Quattordici tonnellate di componenti erano destinate probabilmente all’azienda Israel Military Industries. L'operazione dei lavoratori francesi non è stata improvvisata. A Marsiglia come a Genova, al Pireo e Anversa, i portuali sono diventati i custodi delle norme che i governi disattendono. Una lotta dal respiro europeo, frutto di un'intelligence operaia
Il 5 giugno 2025 i portuali francesi della CGT hanno scritto un nuovo capitolo nell’atlante europeo delle resistenze contro il commercio di armi. A Marsiglia, al terminal del Golfo di Fos, hanno rifiutato di caricare sulla nave Contship ERA — proprietà della compagnia israeliana ZIM e diretta a Haifa — 14 tonnellate di componenti per mitragliatrici. Erano 19 pallet di nastri metallici prodotti dalla francese Eurolinks, destinati — secondo fonti investigative — alle mitragliatrici Negev 5 dell’esercito israeliano e, probabilmente, all’azienda Israel Military Industries, controllata da Elbit Systems.

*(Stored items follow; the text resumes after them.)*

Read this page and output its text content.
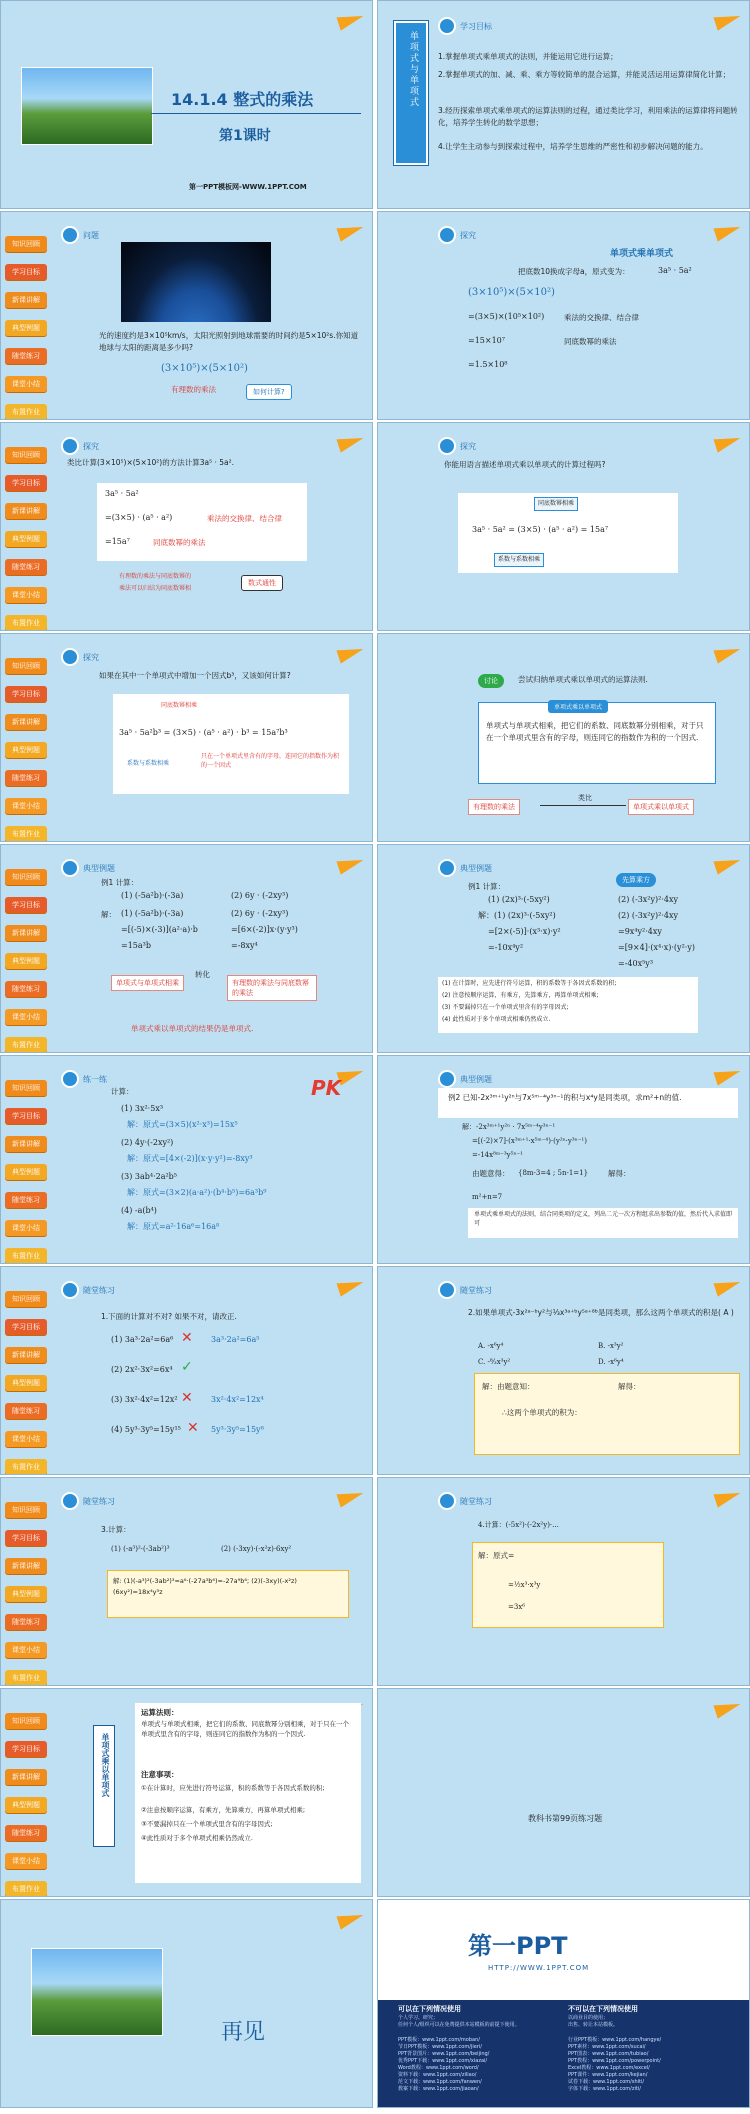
14.1.4 整式的乘法
第1课时
第一PPT模板网-WWW.1PPT.COM
单项式与单项式
学习目标
1.掌握单项式乘单项式的法则，并能运用它进行运算；
2.掌握单项式的加、减、乘、乘方等较简单的混合运算，并能灵活运用运算律简化计算；
3.经历探索单项式乘单项式的运算法则的过程，通过类比学习，利用乘法的运算律将问题转化，培养学生转化的数学思想；
4.让学生主动参与到探索过程中，培养学生思维的严密性和初步解决问题的能力。
知识回顾
学习目标
新课讲解
典型例题
随堂练习
课堂小结
布置作业
问题
光的速度约是3×10⁵km/s，太阳光照射到地球需要的时间约是5×10²s.你知道地球与太阳的距离是多少吗?
(3×10⁵)×(5×10²)
有理数的乘法	如何计算?
探究
单项式乘单项式
把底数10换成字母a，原式变为：	3a⁵ · 5a²
(3×10⁵)×(5×10²)
=(3×5)×(10⁵×10²)	乘法的交换律、结合律
=15×10⁷	同底数幂的乘法
=1.5×10⁸
知识回顾
学习目标
新课讲解
典型例题
随堂练习
课堂小结
布置作业
探究
类比计算(3×10⁵)×(5×10²)的方法计算3a⁵ · 5a².
3a⁵ · 5a²
=(3×5) · (a⁵ · a²)	乘法的交换律、结合律
=15a⁷	同底数幂的乘法
有理数的乘法与同底数幂的
乘法可以归结为同底数幂相
数式通性
探究
你能用语言描述单项式乘以单项式的计算过程吗?
同底数幂相乘
3a⁵ · 5a² = (3×5) · (a⁵ · a²) = 15a⁷
系数与系数相乘
知识回顾
学习目标
新课讲解
典型例题
随堂练习
课堂小结
布置作业
探究
如果在其中一个单项式中增加一个因式b³，又该如何计算?
同底数幂相乘
3a⁵ · 5a²b³ = (3×5) · (a⁵ · a²) · b³ = 15a⁷b³
系数与系数相乘
只在一个单项式里含有的字母，连同它的指数作为积的一个因式
讨论	尝试归纳单项式乘以单项式的运算法则.
单项式乘以单项式
单项式与单项式相乘，把它们的系数、同底数幂分别相乘，对于只在一个单项式里含有的字母，则连同它的指数作为积的一个因式.
有理数的乘法
类比
单项式乘以单项式
知识回顾
学习目标
新课讲解
典型例题
随堂练习
课堂小结
布置作业
典型例题
例1 计算：
(1) (-5a²b)·(-3a)	(2) 6y · (-2xy³)
解： (1) (-5a²b)·(-3a)	(2) 6y · (-2xy³)
=[(-5)×(-3)](a²·a)·b	=[6×(-2)]x·(y·y³)
=15a³b	=-8xy⁴
单项式与单项式相乘
转化
有理数的乘法与同底数幂的乘法
单项式乘以单项式的结果仍是单项式.
典型例题
先算乘方
例1 计算：
(1) (2x)³·(-5xy²)	(2) (-3x²y)²·4xy
解：(1) (2x)³·(-5xy²)	(2) (-3x²y)²·4xy
=[2×(-5)]·(x³·x)·y²	=9x⁴y²·4xy
=-10x⁴y²	=[9×4]·(x⁴·x)·(y²·y)
=-40x⁵y³
(1) 在计算时，应先进行符号运算，积的系数等于各因式系数的积;
(2) 注意按顺序运算，有乘方，先算乘方，再算单项式相乘;
(3) 不要漏掉只在一个单项式里含有的字母因式;
(4) 此性质对于多个单项式相乘仍然成立.
知识回顾
学习目标
新课讲解
典型例题
随堂练习
课堂小结
布置作业
练一练
计算：
(1) 3x²·5x³
解：原式=(3×5)(x²·x³)=15x⁵
(2) 4y·(-2xy²)
解：原式=[4×(-2)](x·y·y²)=-8xy³
(3) 3ab⁴·2a²b⁵
解：原式=(3×2)(a·a²)·(b⁴·b⁵)=6a³b⁹
(4) -a(b⁴)
解：原式=a²·16a⁶=16a⁸
PK	典型例题
例2 已知-2x³ᵐ⁺¹y²ⁿ与7x⁵ᵐ⁻⁴y³ⁿ⁻¹的积与x⁴y是同类项，求m²+n的值.
解：-2x³ᵐ⁺¹y²ⁿ · 7x⁵ᵐ⁻⁴y³ⁿ⁻¹
=[(-2)×7]·(x³ᵐ⁺¹·x⁵ᵐ⁻⁴)·(y²ⁿ·y³ⁿ⁻¹)
=-14x⁸ᵐ⁻³y⁵ⁿ⁻¹
由题意得： {8m-3=4 ; 5n-1=1}	解得：
m²+n=7
单项式乘单项式的法则，结合同类项的定义，列出二元一次方程组求出参数的值，然后代入求值即可
知识回顾
学习目标
新课讲解
典型例题
随堂练习
课堂小结
布置作业
随堂练习
1.下面的计算对不对? 如果不对，请改正.
(1) 3a³·2a²=6a⁶ ✕ 3a³·2a²=6a⁵
(2) 2x²·3x²=6x⁴ ✓
(3) 3x²·4x²=12x² ✕ 3x²·4x²=12x⁴
(4) 5y³·3y⁵=15y¹⁵ ✕ 5y³·3y⁵=15y⁸
随堂练习
2.如果单项式-3x²ᵃ⁻ᵇy²与⅓x³ᵃ⁺ᵇy⁵ᵃ⁺⁸ᵇ是同类项，那么这两个单项式的积是( A )
A. -x⁶y⁴	B. -x³y²
C. -⁸⁄₃x³y²	D. -x⁶y⁴
解：由题意知：	解得：
∴这两个单项式的积为：
知识回顾
学习目标
新课讲解
典型例题
随堂练习
课堂小结
布置作业
随堂练习
3.计算：
(1) (-a³)²·(-3ab²)³	(2) (-3xy)·(-x²z)·6xy²
解: (1)(-a³)²(-3ab²)³=a⁶·(-27a³b⁶)=-27a⁹b⁶; (2)(-3xy)(-x²z)(6xy²)=18x⁴y³z
随堂练习
4.计算：(-5x²)·(-2x²y)·...
解：原式=
=½x³·x³y
=3x⁶
知识回顾
学习目标
新课讲解
典型例题
随堂练习
课堂小结
布置作业
单项式乘以单项式
运算法则：
单项式与单项式相乘，把它们的系数、同底数幂分别相乘，对于只在一个单项式里含有的字母，则连同它的指数作为积的一个因式.
注意事项：
①在计算时，应先进行符号运算，积的系数等于各因式系数的积;
②注意按顺序运算，有乘方，先算乘方，再算单项式相乘;
③不要漏掉只在一个单项式里含有的字母因式;
④此性质对于多个单项式相乘仍然成立.
教科书第99页练习题
再见
第一PPT
HTTP://WWW.1PPT.COM
可以在下列情况使用	不可以在下列情况使用
个人学习、研究；
任何个人/组织可以在免费提供本站模板的前提下使用。
以商业目的使用；
出售、转让本站模板。
PPT模板：www.1ppt.com/moban/
节日PPT模板：www.1ppt.com/jieri/
PPT背景图片：www.1ppt.com/beijing/
优秀PPT下载：www.1ppt.com/xiazai/
Word教程：www.1ppt.com/word/
资料下载：www.1ppt.com/ziliao/
范文下载：www.1ppt.com/fanwen/
教案下载：www.1ppt.com/jiaoan/
行业PPT模板：www.1ppt.com/hangye/
PPT素材：www.1ppt.com/sucai/
PPT图表：www.1ppt.com/tubiao/
PPT教程：www.1ppt.com/powerpoint/
Excel教程：www.1ppt.com/excel/
PPT课件：www.1ppt.com/kejian/
试卷下载：www.1ppt.com/shiti/
字体下载：www.1ppt.com/ziti/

L'operazione dei lavoratori francesi non è stata improvvisata. La rete di informazione e attivismo che collega i portuali europei con ong e media investigativi aveva ricostruito che già due precedenti spedizioni, il 3 aprile e il 22 maggio, avevano trasportato carichi simili. Per il ministro della Difesa francese Sébastien Lecornu si trattava solo di "componenti per la riesportazione".
A Marsiglia come a Genova, come al Pireo e ad Anversa, i portuali sono diventati i custodi materiali delle norme nazionali e internazionali che i governi disattendono. In Italia la legge 185/90 vieta esplicitamente l’esportazione di armi verso Paesi coinvolti in conflitti armati o responsabili di gravi violazioni dei diritti umani, eppure i flussi di armamenti non si sono mai fermati.
La Ue stessa, con la Posizione Comune 2008/944/PESC, impone il rispetto dei diritti umani e la prevenzione di escalation belliche: criteri sistematicamente aggirati.
Un movimento internazionale
E nel vuoto di legalità si inserisce l’azione dei portuali. A Genova, dopo la notizia del blocco francese, i lavoratori dell’USB e del CALP si sono organizzati per verificare che la Contship ERA, attesa sabato per un rifornimento tecnico, fosse effettivamente vuota. È una catena di controllo dal basso che parte dalle banchine e costringe il potere politico a inseguire.
Non è un caso isolato. Genova ha già respinto nel 2019 il carico della nave saudita Bahri Yanbu, sospettato di essere destinato al conflitto in Yemen. Nel 2021, in coordinamento con Livorno e Napoli, i portuali italiani hanno bloccato carichi diretti in Israele, impedendo il transito di missili ed esplosivi mentre a Gaza si contavano i morti sotto le bombe.
Anche a Livorno nel maggio 2021 l’USB ha impedito il carico sulla nave Asiatic Island, destinata ad Ashdod, dopo segnalazioni ricevute dal CALP e dall’osservatorio Weapon Watch. Ancora prima, nel maggio 2019, i portuali napoletani parteciparono al boicottaggio di carichi destinati alla guerra yemenita.
La lotta ha ormai un respiro continentale. A Barcellona il sindacato O.E.P.B. ha rifiutato di movimentare qualsiasi carico militare già dal novembre 2023. In Belgio, le sigle dei trasporti ACV Puls, BTB e BBTK hanno dichiarato la loro indisponibilità a gestire spedizioni militari per Israele.
In Svezia, tra fine 2024 e inizio 2025, lo Swedish Dockworkers Union ha promosso un boicottaggio legale dei carichi militari diretti a Israele, pagando il prezzo di licenziamenti e sanzioni. In Grecia, il sindacato ENEDEP ha bloccato carichi di 21 tonnellate di munizioni dirette a Haifa sulla nave Marla Bull della ZIM.
L’intelligence operaia
La loro azione è il frutto di un'intelligence operaia che spesso anticipa le stesse autorità: indagano, ricevono soffiate, analizzano i carichi e intervengono. L’attività dei portuali espone con brutalità il doppio standard delle democrazie occidentali sul commercio di armi.
I governi, mentre ratificano trattati internazionali come l’Arms Trade Treaty, consentono esportazioni verso Paesi coinvolti in conflitti o accusati di crimini di guerra. In Italia, la legge 185/90 è stata più volte minacciata di riforma per indebolire i controlli, ridurre la trasparenza parlamentare e limitare il ruolo delle ong.
La rete dei portuali europei rappresenta oggi una delle più avanzate forme di controllo democratico dal basso sui traffici bellici. E spesso spesso sono puniti proprio per questo: perché sono un fastidioso presidio di legalità.